Notiz_32 - Nichts vom Guten
Es ist seltsam. Ich kenne diese Wände, diese Möbel, diese
Bücher. Trotzdem sind sie mir Fremd. Ich gehe gewohnte Wege, doch wo Türen
waren steht nichts als weiße Wand. Ich blicke aus der schmutzige
Fensterscheibe. Vera spielt mit einem violetten Luftballon, der
unwahrscheinlich stark leuchtet vor dem verblassten Hintergrund. Vera tippt auf
dem Luftballon mit geschickten Handbewegungen, der Luftballon hebt sich, bleibt
einen Augenblick unsicher in die Luft stehen, fällt langsam wieder bis Vera
wieder auf seine Unterseite tippt. Ich trete aus der Balkontür, statt der
gewohnten Holzbalken trifft mein Fuß auf den Zement eines Daches. Veras Gesicht
erhellt sich, als sie mich sieht. Der violette Luftballon ist verschwunden.
Hast du alles geholt?
Ja.
Es ist nichts geblieben?
Nichts vom
Guten.
Vera scheint zufrieden.
Dann lass uns gehen.
Wohin?
Vera überlegt.
Ich
frage mich, wie viel Aufwand braucht es, einen Menschen zu verstehen, und zwar,
ob der größte Aufwand tatsächlich das Verstehen ist, oder ob die Schwierigkeit
eher darin liegt, das Bild des anderen in dem eigenen Blickfeld einzuführen.

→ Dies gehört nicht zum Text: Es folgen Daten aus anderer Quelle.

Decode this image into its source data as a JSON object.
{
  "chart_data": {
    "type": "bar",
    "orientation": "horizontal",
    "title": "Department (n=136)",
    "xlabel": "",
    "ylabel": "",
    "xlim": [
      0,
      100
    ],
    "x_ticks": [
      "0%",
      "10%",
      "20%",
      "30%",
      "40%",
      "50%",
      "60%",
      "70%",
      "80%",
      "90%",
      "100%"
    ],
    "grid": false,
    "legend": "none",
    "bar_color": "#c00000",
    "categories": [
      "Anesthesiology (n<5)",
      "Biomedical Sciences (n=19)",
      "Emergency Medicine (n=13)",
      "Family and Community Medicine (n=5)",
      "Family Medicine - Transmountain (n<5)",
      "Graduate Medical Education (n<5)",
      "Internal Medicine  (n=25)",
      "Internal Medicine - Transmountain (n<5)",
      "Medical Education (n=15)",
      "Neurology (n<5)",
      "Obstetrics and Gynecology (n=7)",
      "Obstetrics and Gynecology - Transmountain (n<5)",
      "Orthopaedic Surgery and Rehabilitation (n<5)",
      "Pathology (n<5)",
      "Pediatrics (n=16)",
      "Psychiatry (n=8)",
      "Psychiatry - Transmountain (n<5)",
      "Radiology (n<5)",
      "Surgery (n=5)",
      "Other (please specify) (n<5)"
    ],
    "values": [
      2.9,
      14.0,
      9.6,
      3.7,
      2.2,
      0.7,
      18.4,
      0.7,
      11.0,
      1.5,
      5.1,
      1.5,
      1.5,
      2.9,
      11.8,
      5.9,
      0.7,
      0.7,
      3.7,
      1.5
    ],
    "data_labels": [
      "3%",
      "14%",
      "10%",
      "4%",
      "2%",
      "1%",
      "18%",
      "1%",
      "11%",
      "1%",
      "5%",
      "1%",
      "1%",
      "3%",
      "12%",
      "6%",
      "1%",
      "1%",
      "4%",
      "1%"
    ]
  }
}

Ich weiß es wirklich nicht.
Vera lächelt.
Komm.
Der violette Luftballon erscheint wieder. Vera braucht diesmal
nicht auf ihn zu tippen. Der Luftballon schwebt selbständig in der Luft, hebt
sich und fällt und bleibt zwei Schritte vor uns stehen. Er scheint ungeduldig,
als würde er auf uns warten.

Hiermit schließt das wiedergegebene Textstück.